Obesitas meningkatkan risiko diabetes melitus tipe 2 lebih besar dari faktor
risiko lainnya. Penelitian epidemiologis di Amerika Serikat yang melibatkan lebih
100.000 penduduk menunjukkan bahwa orang dengan indeks massa tubuh >35
kg/m2 mempunyai risiko 30-40 kali mendapat diabetes melitus tipe 2 dibanding
dengan individu dengan indeks massa tubuh < 22kg/m2. Prevalensi berat badan
berlebih pada diabetes melitus tipe 2 adalah lebih dari 90%. Demikian pula
obesitas merupakan faktor risiko diabetes melitus tipe 2 yang tidak tergantung
pada umur, ras dan aktifitas fisik.
Glikoprotein adalah molekul yang berisi sebagian protein dan setidaknya satu
porsi karbohidrat.

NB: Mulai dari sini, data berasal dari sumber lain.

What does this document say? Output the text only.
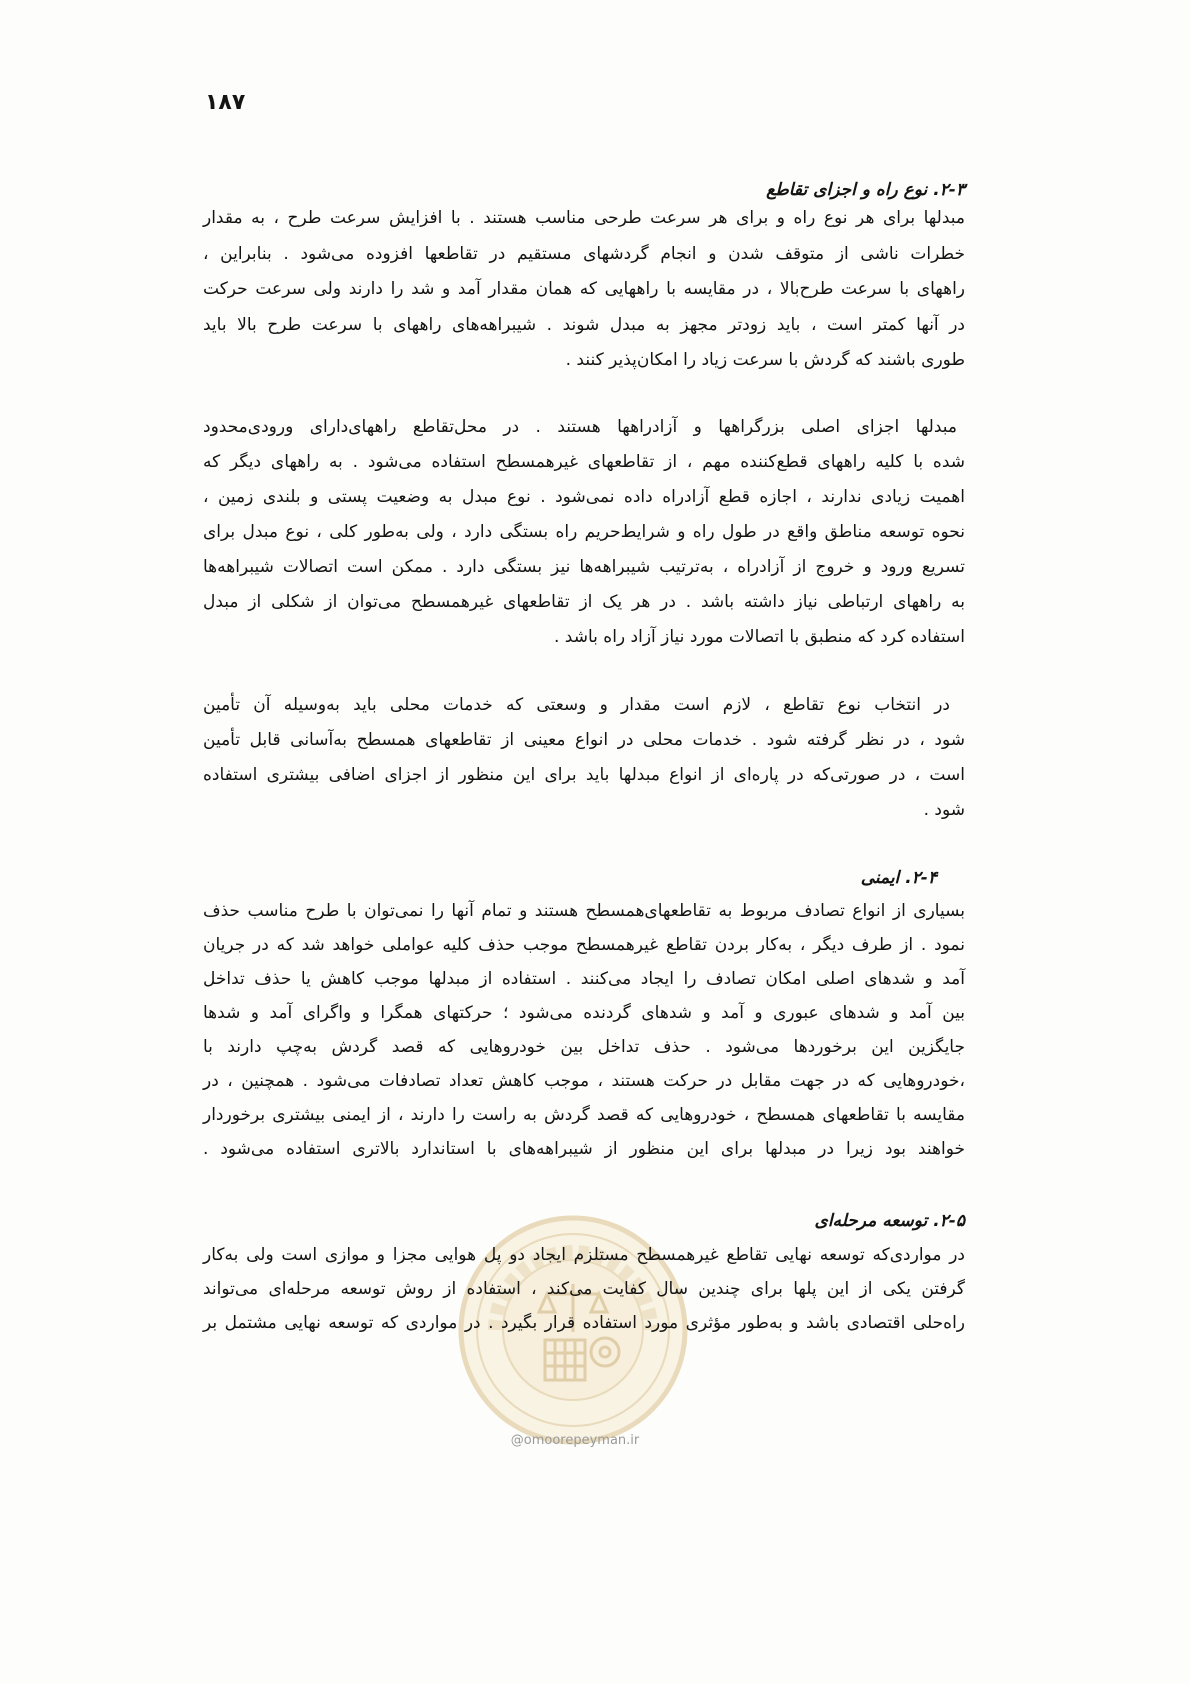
۱۸۷
۲-۳. نوع راه و اجزای تقاطع
مبدلها برای هر نوع راه و برای هر سرعت طرحی مناسب هستند . با افزایش سرعت طرح ، به مقدار
خطرات ناشی از متوقف شدن و انجام گردشهای مستقیم در تقاطعها افزوده می‌شود . بنابراین ،
راههای با سرعت طرح‌بالا ، در مقایسه با راههایی که همان مقدار آمد و شد را دارند ولی سرعت حرکت
در آنها کمتر است ، باید زودتر مجهز به مبدل شوند . شیبراهه‌های راههای با سرعت طرح بالا باید
طوری باشند که گردش با سرعت زیاد را امکان‌پذیر کنند .
مبدلها اجزای اصلی بزرگراهها و آزادراهها هستند . در محل‌تقاطع راههای‌دارای ورودی‌محدود
شده با کلیه راههای قطع‌کننده مهم ، از تقاطعهای غیرهمسطح استفاده می‌شود . به راههای دیگر که
اهمیت زیادی ندارند ، اجازه قطع آزادراه داده نمی‌شود . نوع مبدل به وضعیت پستی و بلندی زمین ،
نحوه توسعه مناطق واقع در طول راه و شرایط‌حریم راه بستگی دارد ، ولی به‌طور کلی ، نوع مبدل برای
تسریع ورود و خروج از آزادراه ، به‌ترتیب شیبراهه‌ها نیز بستگی دارد . ممکن است اتصالات شیبراهه‌ها
به راههای ارتباطی نیاز داشته باشد . در هر یک از تقاطعهای غیرهمسطح می‌توان از شکلی از مبدل
استفاده کرد که منطبق با اتصالات مورد نیاز آزاد راه باشد .
در انتخاب نوع تقاطع ، لازم است مقدار و وسعتی که خدمات محلی باید به‌وسیله آن تأمین
شود ، در نظر گرفته شود . خدمات محلی در انواع معینی از تقاطعهای همسطح به‌آسانی قابل تأمین
است ، در صورتی‌که در پاره‌ای از انواع مبدلها باید برای این منظور از اجزای اضافی بیشتری استفاده
شود .
۲-۴. ایمنی
بسیاری از انواع تصادف مربوط به تقاطعهای‌همسطح هستند و تمام آنها را نمی‌توان با طرح مناسب حذف
نمود . از طرف دیگر ، به‌کار بردن تقاطع غیرهمسطح موجب حذف کلیه عواملی خواهد شد که در جریان
آمد و شدهای اصلی امکان تصادف را ایجاد می‌کنند . استفاده از مبدلها موجب کاهش یا حذف تداخل
بین آمد و شدهای عبوری و آمد و شدهای گردنده می‌شود ؛ حرکتهای همگرا و واگرای آمد و شدها
جایگزین این برخوردها می‌شود . حذف تداخل بین خودروهایی که قصد گردش به‌چپ دارند با
،خودروهایی که در جهت مقابل در حرکت هستند ، موجب کاهش تعداد تصادفات می‌شود . همچنین ، در
مقایسه با تقاطعهای همسطح ، خودروهایی که قصد گردش به راست را دارند ، از ایمنی بیشتری برخوردار
خواهند بود زیرا در مبدلها برای این منظور از شیبراهه‌های با استاندارد بالاتری استفاده می‌شود .
۲-۵. توسعه مرحله‌ای
در مواردی‌که توسعه نهایی تقاطع غیرهمسطح مستلزم ایجاد دو پل هوایی مجزا و موازی است ولی به‌کار
گرفتن یکی از این پلها برای چندین سال کفایت می‌کند ، استفاده از روش توسعه مرحله‌ای می‌تواند
راه‌حلی اقتصادی باشد و به‌طور مؤثری مورد استفاده قرار بگیرد . در مواردی که توسعه نهایی مشتمل بر
@omoorepeyman.ir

Glikoprotein yang umum dalam biologi dan melakukan
berbagai fungsi.
Karbohidrat adalah bahan bakar jangka pendek superior untuk organisme karena
mereka mudah untuk metabolisme dari lemak atau bagian-bagian asam amino
dari protein yang digunakan untuk bahan bakar. Pada hewan, karbohidrat paling
penting adalah glukosa; begitu banyak sehingga, bahwa tingkat glukosa
digunakan sebagai kontrol utama untuk metabolisme hormon pusat, insulin . Pati,
dan selulosa dalam beberapa organisme (misalnya, rayap , ruminansia , dan
beberapa bakteri ), kedua polimer glukosa menjadi, yang dibongkar selama
pencernaan dan diserap sebagai glukosa. Beberapa karbohidrat sederhana
memiliki sendiri oksidasi enzimatik jalur, seperti yang dilakukan hanya beberapa
dari karbohidrat yang lebih kompleks. Laktosa disakarida, misalnya, memerlukan
enzim laktase akan dipecah menjadi komponen monosakarida; banyak hewan
kekurangan enzim ini di masa dewasa.